On Friday 22 January 2010 01:48:39 Steven Bellovin wrote:

> It's always very sound advice to build, measure, optimize.  Study after
>  study has shown that programmer guesses about what needs optimizing are
>  almost always wrong.
> 
> My advice is to build your application, but modularize it in such a way
>  that you can easily plug in an application-level cache if measurements
>  show that that's the problem.

Yes I agree, but before you start building your application, you need to make 
sure it's flexible enough and takes into account various small details. So 
like you said, for some workloads, application caching might not offer any 
benefit, because the network bandwidth is very limited.

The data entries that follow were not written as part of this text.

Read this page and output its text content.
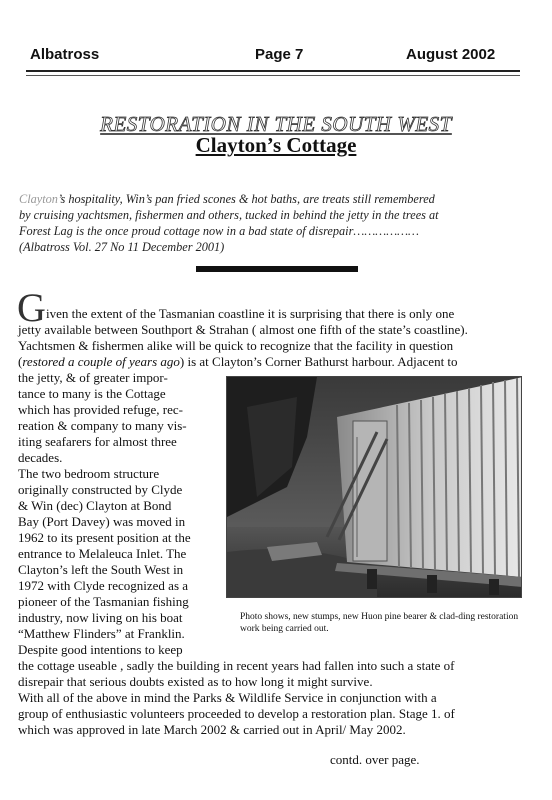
Albatross	Page 7	August 2002
RESTORATION IN THE SOUTH WEST
Clayton’s Cottage
Clayton’s hospitality, Win’s pan fried scones & hot baths, are treats still remembered
by cruising yachtsmen, fishermen and others, tucked in behind the jetty in the trees at
Forest Lag is the once proud cottage now in a bad state of disrepair………………
(Albatross Vol. 27 No 11 December 2001)
G iven the extent of the Tasmanian coastline it is surprising that there is only one
jetty available between Southport & Strahan ( almost one fifth of the state’s coastline).
Yachtsmen & fishermen alike will be quick to recognize that the facility in question
(restored a couple of years ago) is at Clayton’s Corner Bathurst harbour. Adjacent to
the jetty, & of greater impor-
tance to many is the Cottage
which has provided refuge, rec-
reation & company to many vis-
iting seafarers for almost three
decades.
The two bedroom structure
originally constructed by Clyde
& Win (dec) Clayton at Bond
Bay (Port Davey) was moved in
1962 to its present position at the
entrance to Melaleuca Inlet. The
Clayton’s left the South West in
1972 with Clyde recognized as a
pioneer of the Tasmanian fishing
industry, now living on his boat
“Matthew Flinders” at Franklin.
Despite good intentions to keep
the cottage useable , sadly the building in recent years had fallen into such a state of
disrepair that serious doubts existed as to how long it might survive.
With all of the above in mind the Parks & Wildlife Service in conjunction with a
group of enthusiastic volunteers proceeded to develop a restoration plan. Stage 1. of
which was approved in late March 2002 & carried out in April/ May 2002.
Photo shows, new stumps, new Huon pine bearer & clad-ding restoration work being carried out.
contd. over page.
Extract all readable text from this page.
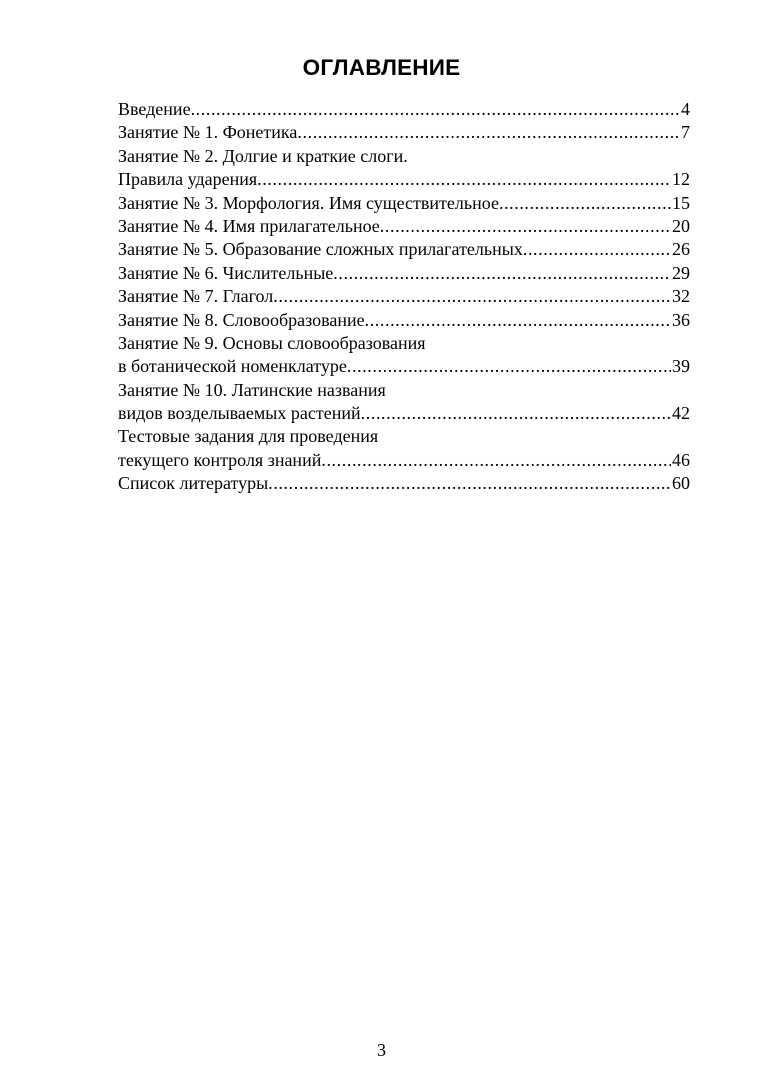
ОГЛАВЛЕНИЕ
Введение .....	4
Занятие № 1. Фонетика .....	7
Занятие № 2. Долгие и краткие слоги.
Правила ударения .....	12
Занятие № 3. Морфология. Имя существительное .....	15
Занятие № 4. Имя прилагательное .....	20
Занятие № 5. Образование сложных прилагательных .....	26
Занятие № 6. Числительные .....	29
Занятие № 7. Глагол .....	32
Занятие № 8. Словообразование .....	36
Занятие № 9. Основы словообразования
в ботанической номенклатуре .....	39
Занятие № 10. Латинские названия
видов возделываемых растений .....	42
Тестовые задания для проведения
текущего контроля знаний .....	46
Список литературы .....	60
3
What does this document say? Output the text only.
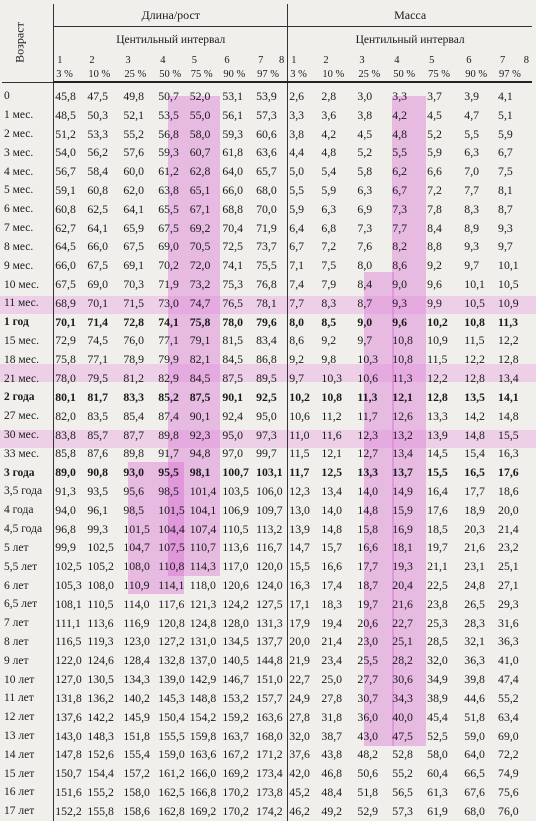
Возраст	Длина/рост							Масса						
	Центильный интервал							Центильный интервал						
	1	2	3	4	5	6	7 8	1	2	3	4	5	6	7 8

	3 %	10 %	25 %	50 %	75 %	90 %	97 %	3 %	10 %	25 %	50 %	75 %	90 %	97 %
0	45,8	47,5	49,8	50,7	52,0	53,1	53,9	2,6	2,8	3,0	3,3	3,7	3,9	4,1
1 мес.	48,5	50,3	52,1	53,5	55,0	56,1	57,3	3,3	3,6	3,8	4,2	4,5	4,7	5,1
2 мес.	51,2	53,3	55,2	56,8	58,0	59,3	60,6	3,8	4,2	4,5	4,8	5,2	5,5	5,9
3 мес.	54,0	56,2	57,6	59,3	60,7	61,8	63,6	4,4	4,8	5,2	5,5	5,9	6,3	6,7
4 мес.	56,7	58,4	60,0	61,2	62,8	64,0	65,7	5,0	5,4	5,8	6,2	6,6	7,0	7,5
5 мес.	59,1	60,8	62,0	63,8	65,1	66,0	68,0	5,5	5,9	6,3	6,7	7,2	7,7	8,1
6 мес.	60,8	62,5	64,1	65,5	67,1	68,8	70,0	5,9	6,3	6,9	7,3	7,8	8,3	8,7
7 мес.	62,7	64,1	65,9	67,5	69,2	70,4	71,9	6,4	6,8	7,3	7,7	8,4	8,9	9,3
8 мес.	64,5	66,0	67,5	69,0	70,5	72,5	73,7	6,7	7,2	7,6	8,2	8,8	9,3	9,7
9 мес.	66,0	67,5	69,1	70,2	72,0	74,1	75,5	7,1	7,5	8,0	8,6	9,2	9,7	10,1
10 мес.	67,5	69,0	70,3	71,9	73,2	75,3	76,8	7,4	7,9	8,4	9,0	9,6	10,1	10,5
11 мес.	68,9	70,1	71,5	73,0	74,7	76,5	78,1	7,7	8,3	8,7	9,3	9,9	10,5	10,9
1 год	70,1	71,4	72,8	74,1	75,8	78,0	79,6	8,0	8,5	9,0	9,6	10,2	10,8	11,3
15 мес.	72,9	74,5	76,0	77,1	79,1	81,5	83,4	8,6	9,2	9,7	10,8	10,9	11,5	12,2
18 мес.	75,8	77,1	78,9	79,9	82,1	84,5	86,8	9,2	9,8	10,3	10,8	11,5	12,2	12,8
21 мес.	78,0	79,5	81,2	82,9	84,5	87,5	89,5	9,7	10,3	10,6	11,3	12,2	12,8	13,4
2 года	80,1	81,7	83,3	85,2	87,5	90,1	92,5	10,2	10,8	11,3	12,1	12,8	13,5	14,1
27 мес.	82,0	83,5	85,4	87,4	90,1	92,4	95,0	10,6	11,2	11,7	12,6	13,3	14,2	14,8
30 мес.	83,8	85,7	87,7	89,8	92,3	95,0	97,3	11,0	11,6	12,3	13,2	13,9	14,8	15,5
33 мес.	85,8	87,6	89,8	91,7	94,8	97,0	99,7	11,5	12,1	12,7	13,4	14,5	15,4	16,3
3 года	89,0	90,8	93,0	95,5	98,1	100,7	103,1	11,7	12,5	13,3	13,7	15,5	16,5	17,6
3,5 года	91,3	93,5	95,6	98,5	101,4	103,5	106,0	12,3	13,4	14,0	14,9	16,4	17,7	18,6
4 года	94,0	96,1	98,5	101,5	104,1	106,9	109,7	13,0	14,0	14,8	15,9	17,6	18,9	20,0
4,5 года	96,8	99,3	101,5	104,4	107,4	110,5	113,2	13,9	14,8	15,8	16,9	18,5	20,3	21,4
5 лет	99,9	102,5	104,7	107,5	110,7	113,6	116,7	14,7	15,7	16,6	18,1	19,7	21,6	23,2
5,5 лет	102,5	105,2	108,0	110,8	114,3	117,0	120,0	15,5	16,6	17,7	19,3	21,1	23,1	25,1
6 лет	105,3	108,0	110,9	114,1	118,0	120,6	124,0	16,3	17,4	18,7	20,4	22,5	24,8	27,1
6,5 лет	108,1	110,5	114,0	117,6	121,3	124,2	127,5	17,1	18,3	19,7	21,6	23,8	26,5	29,3
7 лет	111,1	113,6	116,9	120,8	124,8	128,0	131,3	17,9	19,4	20,6	22,7	25,3	28,3	31,6
8 лет	116,5	119,3	123,0	127,2	131,0	134,5	137,7	20,0	21,4	23,0	25,1	28,5	32,1	36,3
9 лет	122,0	124,6	128,4	132,8	137,0	140,5	144,8	21,9	23,4	25,5	28,2	32,0	36,3	41,0
10 лет	127,0	130,5	134,3	139,0	142,9	146,7	151,0	22,7	25,0	27,7	30,6	34,9	39,8	47,4
11 лет	131,8	136,2	140,2	145,3	148,8	153,2	157,7	24,9	27,8	30,7	34,3	38,9	44,6	55,2
12 лет	137,6	142,2	145,9	150,4	154,2	159,2	163,6	27,8	31,8	36,0	40,0	45,4	51,8	63,4
13 лет	143,0	148,3	151,8	155,5	159,8	163,7	168,0	32,0	38,7	43,0	47,5	52,5	59,0	69,0
14 лет	147,8	152,6	155,4	159,0	163,6	167,2	171,2	37,6	43,8	48,2	52,8	58,0	64,0	72,2
15 лет	150,7	154,4	157,2	161,2	166,0	169,2	173,4	42,0	46,8	50,6	55,2	60,4	66,5	74,9
16 лет	151,6	155,2	158,0	162,5	166,8	170,2	173,8	45,2	48,4	51,8	56,5	61,3	67,6	75,6
17 лет	152,2	155,8	158,6	162,8	169,2	170,2	174,2	46,2	49,2	52,9	57,3	61,9	68,0	76,0
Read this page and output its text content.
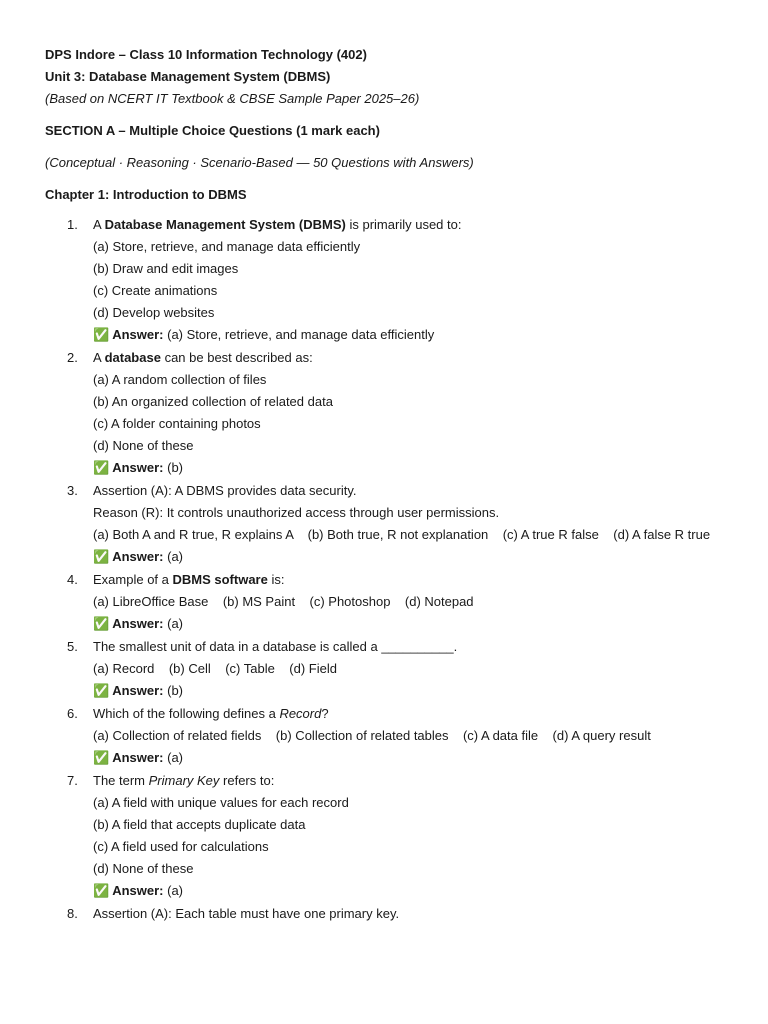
DPS Indore – Class 10 Information Technology (402)
Unit 3: Database Management System (DBMS)
(Based on NCERT IT Textbook & CBSE Sample Paper 2025–26)
SECTION A – Multiple Choice Questions (1 mark each)
(Conceptual · Reasoning · Scenario-Based — 50 Questions with Answers)
Chapter 1: Introduction to DBMS
1. A Database Management System (DBMS) is primarily used to:
(a) Store, retrieve, and manage data efficiently
(b) Draw and edit images
(c) Create animations
(d) Develop websites
✅ Answer: (a) Store, retrieve, and manage data efficiently
2. A database can be best described as:
(a) A random collection of files
(b) An organized collection of related data
(c) A folder containing photos
(d) None of these
✅ Answer: (b)
3. Assertion (A): A DBMS provides data security.
Reason (R): It controls unauthorized access through user permissions.
(a) Both A and R true, R explains A    (b) Both true, R not explanation    (c) A true R false    (d) A false R true
✅ Answer: (a)
4. Example of a DBMS software is:
(a) LibreOffice Base    (b) MS Paint    (c) Photoshop    (d) Notepad
✅ Answer: (a)
5. The smallest unit of data in a database is called a __________.
(a) Record    (b) Cell    (c) Table    (d) Field
✅ Answer: (b)
6. Which of the following defines a Record?
(a) Collection of related fields    (b) Collection of related tables    (c) A data file    (d) A query result
✅ Answer: (a)
7. The term Primary Key refers to:
(a) A field with unique values for each record
(b) A field that accepts duplicate data
(c) A field used for calculations
(d) None of these
✅ Answer: (a)
8. Assertion (A): Each table must have one primary key.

I'm developing a web server and I'm still at the design stage. I can't do any 
benchmarks yet to see where the bottlenecks might be, however I'm trying to 
take care of the known bottlenecks that developers of other web servers 
encountered.

With web servers the content can come from different places, eg. local and 
remote filesystems. I think when you have thousands of concurrent users, then 
intelligent caching could dramatically improve performance. I thought maybe 
there was a trick to interface kernel caching subsystem and tell it which 
files to cache, how much to cache and most importantly, which files not to 
cache.

So far the closet that comes to it is calling open() with O_DIRECT flag. But 
like the man page says, this flag is advisory, and sometime it may have no 
effect. I think databases use direct I/O to eliminate double buffering of the 
same data and to speed up I/O on large files.